General Rule: For rational functions, if the highest powers in the numerator and denominator are the same, the limit at infinity is the ratio of the leading coefficients. In this case, the leading coefficients were 2 (from 2x²) and 3 (from 3x²), so the limit was 2/3.
(iv) lim
Unfortunately, the provided question is incomplete as the expression for the fourth limit (iv) is missing. To properly evaluate a limit, we need the full expression, including the function and the value that x is approaching.
However, let's discuss some general strategies for tackling different types of limits:
- Direct Substitution: Always try this first.
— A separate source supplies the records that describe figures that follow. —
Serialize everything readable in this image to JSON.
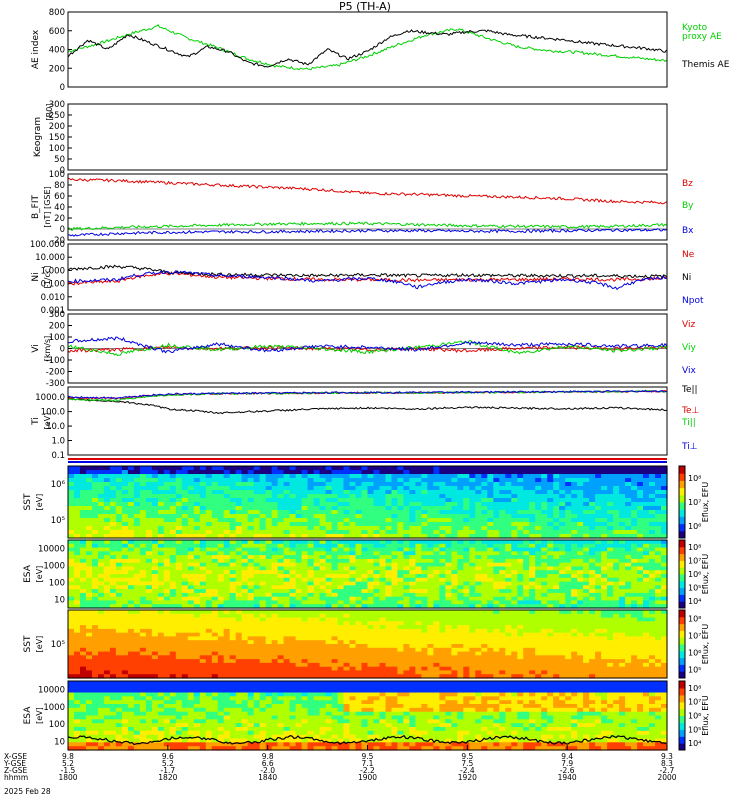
{
  "title": "P5 (TH-A)",
  "footer": {
    "rows": [
      {
        "label": "X-GSE",
        "values": [
          "9.8",
          "9.6",
          "9.8",
          "9.5",
          "9.5",
          "9.4",
          "9.3"
        ]
      },
      {
        "label": "Y-GSE",
        "values": [
          "5.2",
          "5.2",
          "6.6",
          "7.1",
          "7.5",
          "7.9",
          "8.3"
        ]
      },
      {
        "label": "Z-GSE",
        "values": [
          "-1.5",
          "-1.7",
          "-2.0",
          "-2.2",
          "-2.4",
          "-2.6",
          "-2.7"
        ]
      },
      {
        "label": "hhmm",
        "values": [
          "1800",
          "1820",
          "1840",
          "1900",
          "1920",
          "1940",
          "2000"
        ]
      }
    ],
    "date": "2025 Feb 28"
  },
  "colors": {
    "black": "#000000",
    "red": "#e00000",
    "green": "#00d000",
    "blue": "#0000e0"
  },
  "chart_data": [
    {
      "type": "line",
      "id": "ae",
      "ylabel": "AE index",
      "ylim": [
        0,
        800
      ],
      "yticks": [
        "0",
        "200",
        "400",
        "600",
        "800"
      ],
      "series": [
        {
          "name": "Kyoto proxy AE",
          "color": "green",
          "x": [
            0,
            6,
            12,
            18,
            24,
            30,
            36,
            42,
            48,
            54,
            60,
            66,
            72,
            78,
            84,
            90,
            96,
            102,
            108,
            114,
            120
          ],
          "y": [
            380,
            460,
            560,
            650,
            520,
            420,
            300,
            220,
            190,
            230,
            330,
            450,
            560,
            620,
            520,
            430,
            390,
            370,
            340,
            310,
            280
          ]
        },
        {
          "name": "Themis AE",
          "color": "black",
          "x": [
            0,
            4,
            8,
            12,
            16,
            20,
            24,
            28,
            32,
            36,
            40,
            44,
            48,
            52,
            56,
            60,
            64,
            68,
            72,
            76,
            80,
            84,
            88,
            92,
            96,
            100,
            104,
            108,
            112,
            116,
            120
          ],
          "y": [
            330,
            500,
            400,
            560,
            480,
            400,
            320,
            430,
            380,
            260,
            220,
            300,
            240,
            400,
            300,
            380,
            520,
            600,
            580,
            560,
            590,
            600,
            560,
            540,
            520,
            500,
            470,
            450,
            430,
            410,
            380
          ]
        }
      ]
    },
    {
      "type": "heatmap",
      "id": "keogram",
      "ylabel": "Keogram",
      "unit": "[R0]",
      "ylim": [
        0,
        300
      ],
      "yticks": [
        "0",
        "50",
        "100",
        "150",
        "200",
        "250",
        "300"
      ]
    },
    {
      "type": "line",
      "id": "bfield",
      "ylabel": "B_FIT",
      "unit": "[nT] [GSE]",
      "ylim": [
        -20,
        100
      ],
      "yticks": [
        "-20",
        "0",
        "20",
        "40",
        "60",
        "80",
        "100"
      ],
      "series": [
        {
          "name": "Bz",
          "color": "red",
          "x": [
            0,
            10,
            20,
            30,
            40,
            50,
            60,
            70,
            80,
            90,
            100,
            110,
            120
          ],
          "y": [
            90,
            88,
            84,
            80,
            76,
            72,
            65,
            63,
            60,
            58,
            55,
            50,
            48
          ]
        },
        {
          "name": "By",
          "color": "green",
          "x": [
            0,
            10,
            20,
            30,
            40,
            50,
            60,
            70,
            80,
            90,
            100,
            110,
            120
          ],
          "y": [
            0,
            3,
            5,
            7,
            9,
            10,
            10,
            8,
            6,
            5,
            4,
            5,
            8
          ]
        },
        {
          "name": "Bx",
          "color": "blue",
          "x": [
            0,
            10,
            20,
            30,
            40,
            50,
            60,
            70,
            80,
            90,
            100,
            110,
            120
          ],
          "y": [
            -12,
            -8,
            -6,
            -5,
            -5,
            -4,
            -3,
            -3,
            -4,
            -4,
            -3,
            -2,
            -2
          ]
        }
      ]
    },
    {
      "type": "line",
      "id": "density",
      "ylabel": "Ni",
      "unit": "[1/cc]",
      "scale": "log",
      "ylim": [
        0.001,
        100
      ],
      "yticks": [
        "0.001",
        "0.010",
        "0.100",
        "1.000",
        "10.000",
        "100.000"
      ],
      "series": [
        {
          "name": "Ne",
          "color": "red",
          "x": [
            0,
            10,
            20,
            30,
            40,
            50,
            60,
            70,
            80,
            90,
            100,
            110,
            120
          ],
          "y": [
            0.1,
            0.15,
            0.6,
            0.3,
            0.25,
            0.2,
            0.2,
            0.18,
            0.2,
            0.2,
            0.22,
            0.2,
            0.25
          ]
        },
        {
          "name": "Ni",
          "color": "black",
          "x": [
            0,
            10,
            20,
            30,
            40,
            50,
            60,
            70,
            80,
            90,
            100,
            110,
            120
          ],
          "y": [
            1.2,
            2.0,
            0.7,
            0.5,
            0.45,
            0.4,
            0.45,
            0.4,
            0.45,
            0.4,
            0.4,
            0.38,
            0.35
          ]
        },
        {
          "name": "Npot",
          "color": "blue",
          "x": [
            0,
            10,
            20,
            30,
            40,
            50,
            60,
            70,
            80,
            90,
            100,
            110,
            120
          ],
          "y": [
            0.15,
            0.2,
            0.8,
            0.4,
            0.3,
            0.15,
            0.25,
            0.05,
            0.2,
            0.1,
            0.2,
            0.04,
            0.3
          ]
        }
      ]
    },
    {
      "type": "line",
      "id": "velocity",
      "ylabel": "Vi",
      "unit": "[km/s]",
      "ylim": [
        -300,
        300
      ],
      "yticks": [
        "-300",
        "-200",
        "-100",
        "0",
        "100",
        "200",
        "300"
      ],
      "series": [
        {
          "name": "Viz",
          "color": "red",
          "x": [
            0,
            10,
            20,
            30,
            40,
            50,
            60,
            70,
            80,
            90,
            100,
            110,
            120
          ],
          "y": [
            -20,
            -10,
            10,
            0,
            5,
            0,
            -10,
            0,
            -20,
            0,
            10,
            0,
            5
          ]
        },
        {
          "name": "Viy",
          "color": "green",
          "x": [
            0,
            10,
            20,
            30,
            40,
            50,
            60,
            70,
            80,
            90,
            100,
            110,
            120
          ],
          "y": [
            20,
            -50,
            30,
            -10,
            20,
            0,
            -30,
            10,
            60,
            -40,
            20,
            -20,
            10
          ]
        },
        {
          "name": "Vix",
          "color": "blue",
          "x": [
            0,
            10,
            20,
            30,
            40,
            50,
            60,
            70,
            80,
            90,
            100,
            110,
            120
          ],
          "y": [
            60,
            90,
            -30,
            40,
            -20,
            20,
            10,
            -10,
            50,
            30,
            40,
            20,
            30
          ]
        }
      ]
    },
    {
      "type": "line",
      "id": "temperature",
      "ylabel": "Ti",
      "unit": "[eV]",
      "scale": "log",
      "ylim": [
        0.1,
        5000
      ],
      "yticks": [
        "0.1",
        "1.0",
        "10.0",
        "100.0",
        "1000.0"
      ],
      "series": [
        {
          "name": "Te||",
          "color": "black",
          "x": [
            0,
            10,
            20,
            30,
            40,
            50,
            60,
            70,
            80,
            90,
            100,
            110,
            120
          ],
          "y": [
            700,
            500,
            150,
            80,
            110,
            150,
            180,
            150,
            200,
            170,
            160,
            180,
            130
          ]
        },
        {
          "name": "Te⊥",
          "color": "red",
          "x": [
            0,
            10,
            20,
            30,
            40,
            50,
            60,
            70,
            80,
            90,
            100,
            110,
            120
          ],
          "y": [
            900,
            800,
            1500,
            1700,
            1800,
            1900,
            2000,
            2000,
            2100,
            2200,
            2300,
            2400,
            2500
          ]
        },
        {
          "name": "Ti||",
          "color": "green",
          "x": [
            0,
            10,
            20,
            30,
            40,
            50,
            60,
            70,
            80,
            90,
            100,
            110,
            120
          ],
          "y": [
            700,
            600,
            1400,
            1700,
            1800,
            1900,
            2000,
            2000,
            2100,
            2200,
            2300,
            2400,
            2500
          ]
        },
        {
          "name": "Ti⊥",
          "color": "blue",
          "x": [
            0,
            10,
            20,
            30,
            40,
            50,
            60,
            70,
            80,
            90,
            100,
            110,
            120
          ],
          "y": [
            1000,
            900,
            1600,
            1800,
            1900,
            2000,
            2100,
            2100,
            2200,
            2300,
            2400,
            2500,
            2600
          ]
        }
      ]
    },
    {
      "type": "heatmap",
      "id": "sst-i",
      "ylabel": "SST",
      "unit": "[eV]",
      "scale": "log",
      "yticks": [
        "10⁵",
        "10⁶"
      ],
      "colorbar": {
        "label": "Eflux, EFU",
        "ticks": [
          "10⁶",
          "10⁷",
          "10⁸"
        ]
      }
    },
    {
      "type": "heatmap",
      "id": "esa-i",
      "ylabel": "ESA",
      "unit": "[eV]",
      "scale": "log",
      "yticks": [
        "10",
        "100",
        "1000",
        "10000"
      ],
      "colorbar": {
        "label": "Eflux, EFU",
        "ticks": [
          "10⁴",
          "10⁵",
          "10⁶",
          "10⁷",
          "10⁸"
        ]
      }
    },
    {
      "type": "heatmap",
      "id": "sst-e",
      "ylabel": "SST",
      "unit": "[eV]",
      "scale": "log",
      "yticks": [
        "10⁵"
      ],
      "colorbar": {
        "label": "Eflux, EFU",
        "ticks": [
          "10⁵",
          "10⁶",
          "10⁷",
          "10⁸"
        ]
      }
    },
    {
      "type": "heatmap",
      "id": "esa-e",
      "ylabel": "ESA",
      "unit": "[eV]",
      "scale": "log",
      "yticks": [
        "10",
        "100",
        "1000",
        "10000"
      ],
      "colorbar": {
        "label": "Eflux, EFU",
        "ticks": [
          "10⁴",
          "10⁵",
          "10⁶",
          "10⁷",
          "10⁸"
        ]
      }
    }
  ]
}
If it yields a definite value, you're done.
- Factoring and Simplifying: If you get an indeterminate form like 0/0, try factoring, canceling common factors, or simplifying the expression algebraically.
- Rationalizing the Numerator or Denominator: If you have square roots, multiplying by the conjugate can help eliminate indeterminate forms.
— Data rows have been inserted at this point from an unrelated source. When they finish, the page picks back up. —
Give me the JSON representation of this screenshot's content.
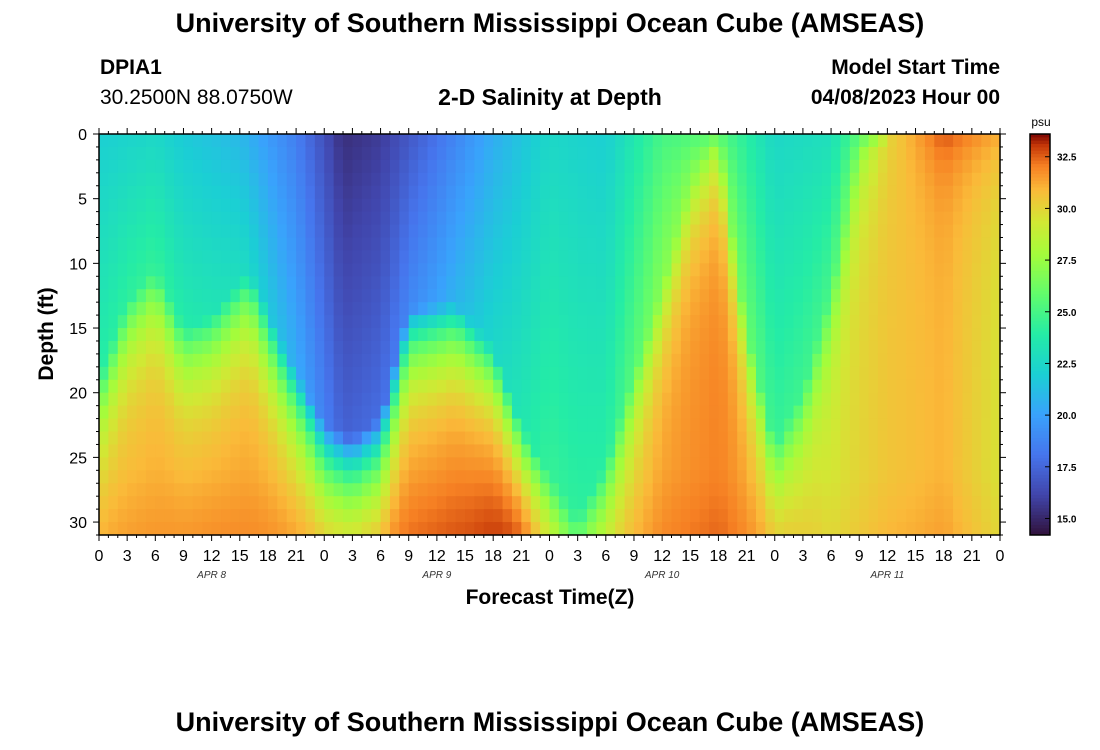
{
  "page": {
    "title_top": "University of Southern Mississippi Ocean Cube (AMSEAS)",
    "title_bottom": "University of Southern Mississippi Ocean Cube (AMSEAS)",
    "station_id": "DPIA1",
    "station_coords": "30.2500N  88.0750W",
    "chart_title": "2-D Salinity at Depth",
    "model_start_label": "Model Start Time",
    "model_start_value": "04/08/2023 Hour 00"
  },
  "chart_data": {
    "type": "heatmap",
    "title": "2-D Salinity at Depth",
    "xlabel": "Forecast Time(Z)",
    "ylabel": "Depth (ft)",
    "xlim": [
      0,
      96
    ],
    "ylim": [
      0,
      31
    ],
    "x_tick_labels": [
      "0",
      "3",
      "6",
      "9",
      "12",
      "15",
      "18",
      "21",
      "0",
      "3",
      "6",
      "9",
      "12",
      "15",
      "18",
      "21",
      "0",
      "3",
      "6",
      "9",
      "12",
      "15",
      "18",
      "21",
      "0",
      "3",
      "6",
      "9",
      "12",
      "15",
      "18",
      "21",
      "0"
    ],
    "date_labels": [
      "APR 8",
      "APR 9",
      "APR 10",
      "APR 11"
    ],
    "y_ticks": [
      0,
      5,
      10,
      15,
      20,
      25,
      30
    ],
    "colorbar": {
      "unit": "psu",
      "min": 14.2,
      "max": 33.6,
      "ticks": [
        15.0,
        17.5,
        20.0,
        22.5,
        25.0,
        27.5,
        30.0,
        32.5
      ],
      "tick_labels": [
        "15.0",
        "17.5",
        "20.0",
        "22.5",
        "25.0",
        "27.5",
        "30.0",
        "32.5"
      ]
    },
    "surface_salinity_psu": [
      {
        "hour": 0,
        "value": 22.0
      },
      {
        "hour": 6,
        "value": 22.5
      },
      {
        "hour": 9,
        "value": 21.8
      },
      {
        "hour": 15,
        "value": 21.0
      },
      {
        "hour": 21,
        "value": 18.5
      },
      {
        "hour": 26,
        "value": 15.3
      },
      {
        "hour": 30,
        "value": 15.8
      },
      {
        "hour": 36,
        "value": 18.0
      },
      {
        "hour": 42,
        "value": 20.5
      },
      {
        "hour": 48,
        "value": 22.5
      },
      {
        "hour": 54,
        "value": 22.0
      },
      {
        "hour": 60,
        "value": 25.0
      },
      {
        "hour": 66,
        "value": 25.5
      },
      {
        "hour": 72,
        "value": 22.5
      },
      {
        "hour": 78,
        "value": 23.0
      },
      {
        "hour": 84,
        "value": 28.0
      },
      {
        "hour": 90,
        "value": 30.5
      },
      {
        "hour": 96,
        "value": 29.0
      }
    ],
    "halocline_depth_ft": [
      {
        "hour": 0,
        "value": 19
      },
      {
        "hour": 3,
        "value": 13
      },
      {
        "hour": 6,
        "value": 10.5
      },
      {
        "hour": 9,
        "value": 15
      },
      {
        "hour": 12,
        "value": 14
      },
      {
        "hour": 16,
        "value": 10.5
      },
      {
        "hour": 20,
        "value": 17
      },
      {
        "hour": 24,
        "value": 22.5
      },
      {
        "hour": 27,
        "value": 23.5
      },
      {
        "hour": 30,
        "value": 22
      },
      {
        "hour": 33,
        "value": 13.5
      },
      {
        "hour": 38,
        "value": 13
      },
      {
        "hour": 42,
        "value": 16.5
      },
      {
        "hour": 45,
        "value": 22.5
      },
      {
        "hour": 48,
        "value": 26.5
      },
      {
        "hour": 51,
        "value": 30
      },
      {
        "hour": 54,
        "value": 25.5
      },
      {
        "hour": 57,
        "value": 18.5
      },
      {
        "hour": 60,
        "value": 12
      },
      {
        "hour": 63,
        "value": 4
      },
      {
        "hour": 66,
        "value": 0.5
      },
      {
        "hour": 69,
        "value": 15
      },
      {
        "hour": 72,
        "value": 24
      },
      {
        "hour": 75,
        "value": 20
      },
      {
        "hour": 78,
        "value": 12
      },
      {
        "hour": 81,
        "value": 2
      },
      {
        "hour": 84,
        "value": 0.5
      },
      {
        "hour": 96,
        "value": 0.5
      }
    ],
    "bottom_salinity_psu": [
      {
        "hour": 0,
        "value": 31.0
      },
      {
        "hour": 12,
        "value": 31.5
      },
      {
        "hour": 24,
        "value": 31.5
      },
      {
        "hour": 39,
        "value": 32.5
      },
      {
        "hour": 45,
        "value": 33.4
      },
      {
        "hour": 50,
        "value": 29.5
      },
      {
        "hour": 54,
        "value": 30.0
      },
      {
        "hour": 60,
        "value": 31.5
      },
      {
        "hour": 66,
        "value": 32.0
      },
      {
        "hour": 72,
        "value": 31.0
      },
      {
        "hour": 78,
        "value": 29.5
      },
      {
        "hour": 84,
        "value": 30.5
      },
      {
        "hour": 90,
        "value": 31.0
      },
      {
        "hour": 96,
        "value": 29.5
      }
    ]
  }
}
- Limits at Infinity: Divide by the highest power of x in the denominator for rational functions.
- L'Hôpital's Rule: For indeterminate forms like 0/0 or ∞/∞, L'Hôpital's Rule can be applied (differentiate the numerator and denominator separately and then take the limit).
- Squeeze Theorem: If you can bound your function between two other functions that have the same limit, your function must also have that limit.
Once the complete expression for the fourth limit is provided, we can apply these techniques to find its value.
Final Thoughts: Evaluating limits is a crucial skill in calculus, forming the foundation for concepts like derivatives and integrals. By mastering these techniques, you'll be well-equipped to tackle more advanced topics. Keep practicing, and don't hesitate to revisit these methods as needed. Good luck, and happy calculating!